National sports federation in Cameroon

Cameroonian Sports Federation for the Physically Disabled (FECASDEP) (French: Fédération Camerounaise de Sports pour Déficients Physiques) is the national sports federation for people with physical disabilities.

== Governance ==

FECASDEP is one of four member organizations of the Cameroonian Paralympic Committee (CNPC). The President is Herve Guy Ngoyo Ngon. In this role, he also serves as a Vice President of CNPC.

The federation is responsible for national team selection in internationals para-sports competitions that include people with physical disabilities.

== History ==
Articles 36 and 37 of "loi Nº2010/002 du avril 2010 portant protection et promotion des personnes handicapées" saw the organization formally recognized by law in Cameroon.  This was seen by the government as an important step in promoting physical activity for people with disabilities in the country.

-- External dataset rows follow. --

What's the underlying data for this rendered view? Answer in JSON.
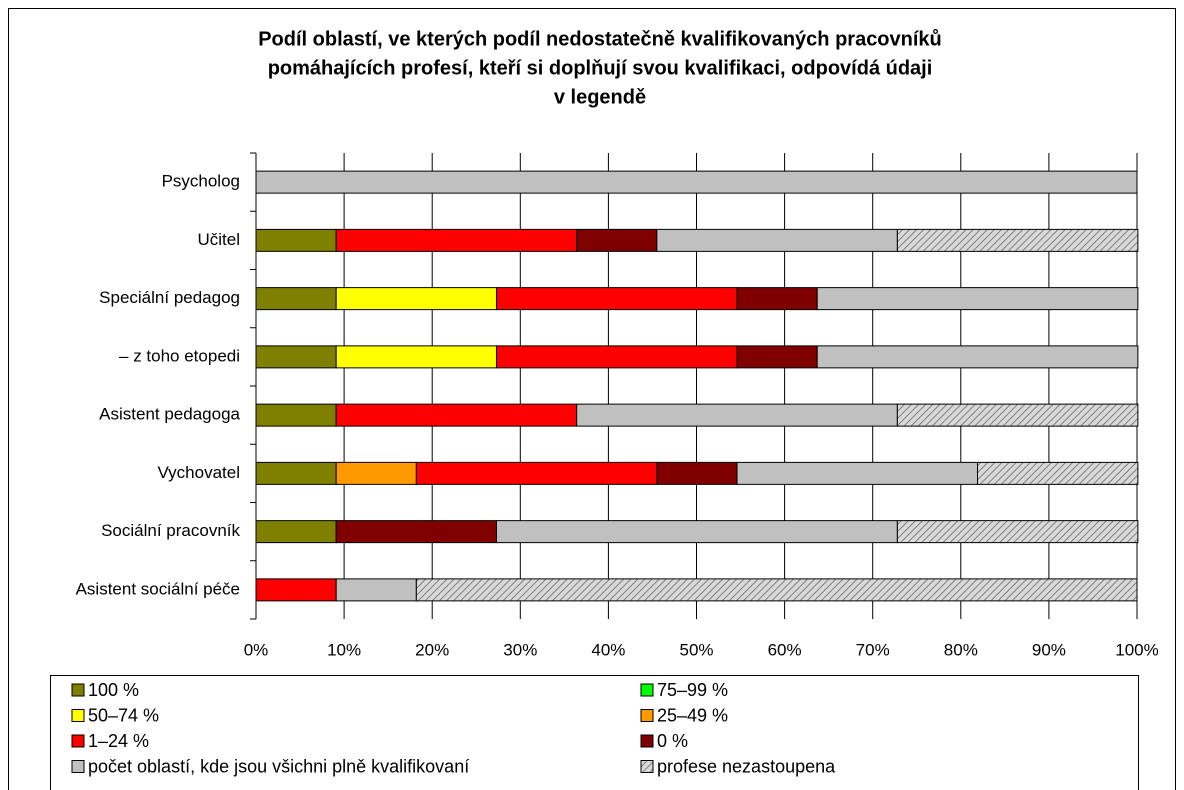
{
  "chart_data": {
    "type": "stacked_barh",
    "title": [
      "Podíl oblastí, ve kterých podíl nedostatečně kvalifikovaných pracovníků",
      "pomáhajících profesí, kteří si doplňují svou kvalifikaci, odpovídá údaji",
      "v legendě"
    ],
    "categories": [
      "Psycholog",
      "Učitel",
      "Speciální pedagog",
      "–  z toho etopedi",
      "Asistent pedagoga",
      "Vychovatel",
      "Sociální pracovník",
      "Asistent sociální péče"
    ],
    "series": [
      {
        "name": "100 %",
        "color": "#808000",
        "values": [
          0,
          9.1,
          9.1,
          9.1,
          9.1,
          9.1,
          9.1,
          0
        ]
      },
      {
        "name": "75–99 %",
        "color": "#00ff00",
        "values": [
          0,
          0,
          0,
          0,
          0,
          0,
          0,
          0
        ]
      },
      {
        "name": "50–74 %",
        "color": "#ffff00",
        "values": [
          0,
          0,
          18.2,
          18.2,
          0,
          0,
          0,
          0
        ]
      },
      {
        "name": "25–49 %",
        "color": "#ff9900",
        "values": [
          0,
          0,
          0,
          0,
          0,
          9.1,
          0,
          0
        ]
      },
      {
        "name": "1–24 %",
        "color": "#ff0000",
        "values": [
          0,
          27.3,
          27.3,
          27.3,
          27.3,
          27.3,
          0,
          9.1
        ]
      },
      {
        "name": "0 %",
        "color": "#800000",
        "values": [
          0,
          9.1,
          9.1,
          9.1,
          0,
          9.1,
          18.2,
          0
        ]
      },
      {
        "name": "počet oblastí, kde jsou všichni plně kvalifikovaní",
        "color": "#c0c0c0",
        "values": [
          100,
          27.3,
          36.4,
          36.4,
          36.4,
          27.3,
          45.5,
          9.1
        ]
      },
      {
        "name": "profese nezastoupena",
        "color": "#c0c0c0",
        "pattern": "hatch",
        "values": [
          0,
          27.3,
          0,
          0,
          27.3,
          18.2,
          27.3,
          81.8
        ]
      }
    ],
    "xlim": [
      0,
      100
    ],
    "xticks": [
      {
        "value": 0,
        "label": "0%"
      },
      {
        "value": 10,
        "label": "10%"
      },
      {
        "value": 20,
        "label": "20%"
      },
      {
        "value": 30,
        "label": "30%"
      },
      {
        "value": 40,
        "label": "40%"
      },
      {
        "value": 50,
        "label": "50%"
      },
      {
        "value": 60,
        "label": "60%"
      },
      {
        "value": 70,
        "label": "70%"
      },
      {
        "value": 80,
        "label": "80%"
      },
      {
        "value": 90,
        "label": "90%"
      },
      {
        "value": 100,
        "label": "100%"
      }
    ],
    "grid": true,
    "legend": "bottom"
  }
}
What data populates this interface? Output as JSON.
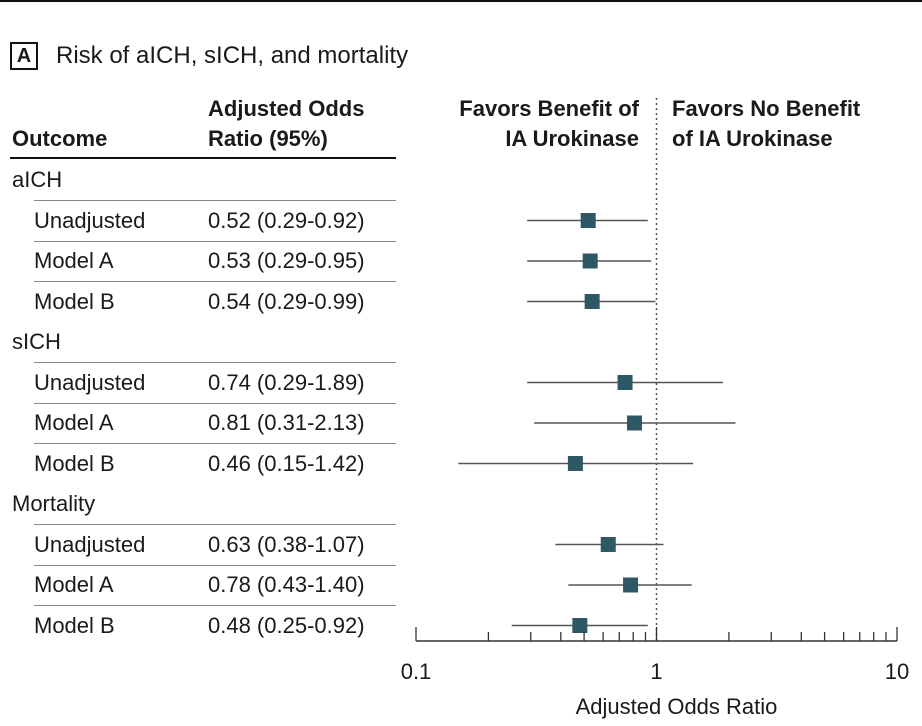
{
  "panel": {
    "letter": "A",
    "title": "Risk of aICH, sICH, and mortality"
  },
  "headers": {
    "outcome": "Outcome",
    "aor_line1": "Adjusted Odds",
    "aor_line2": "Ratio (95%)",
    "favors_left_line1": "Favors Benefit of",
    "favors_left_line2": "IA Urokinase",
    "favors_right_line1": "Favors No Benefit",
    "favors_right_line2": "of IA Urokinase"
  },
  "groups": [
    {
      "name": "aICH"
    },
    {
      "name": "sICH"
    },
    {
      "name": "Mortality"
    }
  ],
  "colors": {
    "marker": "#2e5866",
    "ci_line": "#555555",
    "ref_line": "#555555"
  },
  "chart_data": {
    "type": "forest",
    "x_scale": "log",
    "xlim": [
      0.1,
      10
    ],
    "xlabel": "Adjusted Odds Ratio",
    "x_ticks": [
      0.1,
      1,
      10
    ],
    "x_tick_labels": [
      "0.1",
      "1",
      "10"
    ],
    "reference_line": 1,
    "rows": [
      {
        "group": "aICH",
        "label": "Unadjusted",
        "text": "0.52 (0.29-0.92)",
        "or": 0.52,
        "lo": 0.29,
        "hi": 0.92
      },
      {
        "group": "aICH",
        "label": "Model A",
        "text": "0.53 (0.29-0.95)",
        "or": 0.53,
        "lo": 0.29,
        "hi": 0.95
      },
      {
        "group": "aICH",
        "label": "Model B",
        "text": "0.54 (0.29-0.99)",
        "or": 0.54,
        "lo": 0.29,
        "hi": 0.99
      },
      {
        "group": "sICH",
        "label": "Unadjusted",
        "text": "0.74 (0.29-1.89)",
        "or": 0.74,
        "lo": 0.29,
        "hi": 1.89
      },
      {
        "group": "sICH",
        "label": "Model A",
        "text": "0.81 (0.31-2.13)",
        "or": 0.81,
        "lo": 0.31,
        "hi": 2.13
      },
      {
        "group": "sICH",
        "label": "Model B",
        "text": "0.46 (0.15-1.42)",
        "or": 0.46,
        "lo": 0.15,
        "hi": 1.42
      },
      {
        "group": "Mortality",
        "label": "Unadjusted",
        "text": "0.63 (0.38-1.07)",
        "or": 0.63,
        "lo": 0.38,
        "hi": 1.07
      },
      {
        "group": "Mortality",
        "label": "Model A",
        "text": "0.78 (0.43-1.40)",
        "or": 0.78,
        "lo": 0.43,
        "hi": 1.4
      },
      {
        "group": "Mortality",
        "label": "Model B",
        "text": "0.48 (0.25-0.92)",
        "or": 0.48,
        "lo": 0.25,
        "hi": 0.92
      }
    ]
  }
}
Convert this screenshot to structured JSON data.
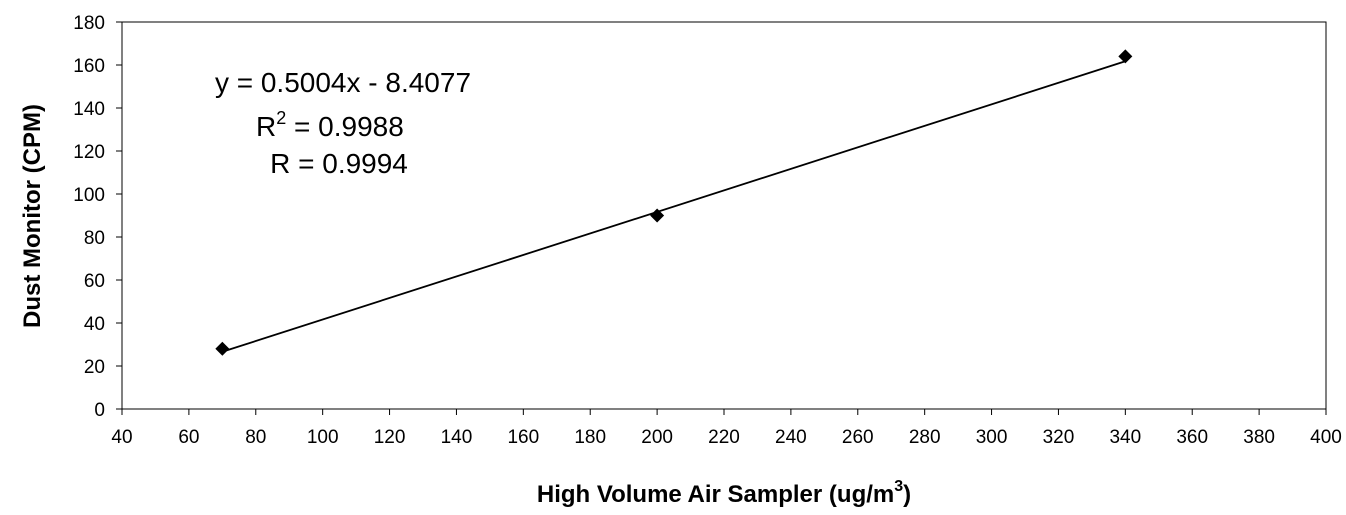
{
  "chart_data": {
    "type": "scatter",
    "title": "",
    "xlabel": "High Volume Air Sampler (ug/m",
    "xlabel_superscript": "3",
    "xlabel_suffix": ")",
    "ylabel": "Dust Monitor (CPM)",
    "xlim": [
      40,
      400
    ],
    "ylim": [
      0,
      180
    ],
    "x_ticks": [
      40,
      60,
      80,
      100,
      120,
      140,
      160,
      180,
      200,
      220,
      240,
      260,
      280,
      300,
      320,
      340,
      360,
      380,
      400
    ],
    "y_ticks": [
      0,
      20,
      40,
      60,
      80,
      100,
      120,
      140,
      160,
      180
    ],
    "grid": false,
    "legend": "none",
    "series": [
      {
        "points": [
          {
            "x": 70,
            "y": 28
          },
          {
            "x": 200,
            "y": 90
          },
          {
            "x": 340,
            "y": 164
          }
        ],
        "marker": "diamond",
        "color": "#000000"
      }
    ],
    "trendline": {
      "slope": 0.5004,
      "intercept": -8.4077,
      "x_range": [
        70,
        340
      ],
      "color": "#000000"
    },
    "annotations": {
      "equation": "y = 0.5004x - 8.4077",
      "r2_prefix": "R",
      "r2_sup": "2",
      "r2_value": " = 0.9988",
      "r_text": "R = 0.9994"
    }
  }
}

Fédération camerounaise des sports pour handicapés (FECASH) was dissolved in July 2011 as a result of Law No. 2011-18 of 15 July 2011 related to the organization and promotion of Physical and Sporting Activities. It was replaced by Fédération Camerounaise de Sports pour Déficients Physiques (FECASDEP), Fédération Camerounaise de Sports pour Déficients Visuels (FECASDEV), Fédération Camerounaise de Sports pour Déficients Intellectuels (FECASDI) and Fédération Camerounaise de Sports pour Sourds (FECASSO). These four organizations were thane made members of the newly reformed Cameroonian Paralympic Committee. The process that dissolved FECASH and saw the formal creation of this organization began in March 2011.

FECASDEP was given funding to send 4 sportspeople to the 2011 All-Africa Games to compete in javelin and the 1,500 meters. FECASDEP held a two-week training camp ahead of the competition, and had a goal of having its athletes make the podium at the Games.